« Vous avez raté votre coup, Mme Bitach. Quand on est brûlé sur 30% de son corps au troisième degré, on est mort. Odile devrait être morte, et pourtant elle est bien là! Elle est même plus belle qu’avant. Car pendant ces trois jours d’audience, elle a été extraordinaire. A aucun moment elle n’a eu de haine envers vous », lance Martine Bouillon, l’avocat général, dans un réquisitoire aussi sévère qu’émouvant Le procès de Nadira Bitach, trente-sept ans, accusée d’avoir transformé en torche vivante Odile Mansfield, dix-huit ans, un soir de mai 1993, touche à sa fin.
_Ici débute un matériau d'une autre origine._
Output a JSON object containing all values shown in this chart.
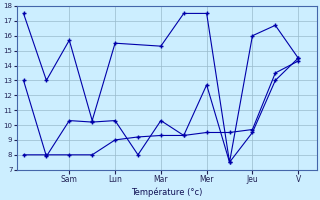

La cour d’assises de Seine-Saint-Denis, après quatre heures de délibéré, a rendu son verdict : douze ans de réclusion criminelle.
Bien avant l’annonce du verdict, Nadira Bitach ne bronche plus, repliée sur elle-même dans le box, un mouchoir en papier sans cesse roulé en boule dans sa main. Alors qu’on l’avait vue véhémente et vindicative les deux jours précédents (Voir nos éditions de mardi et mercredi), elle semble maintenant éteinte.
« Elle a fait de vous quelqu’un de grand »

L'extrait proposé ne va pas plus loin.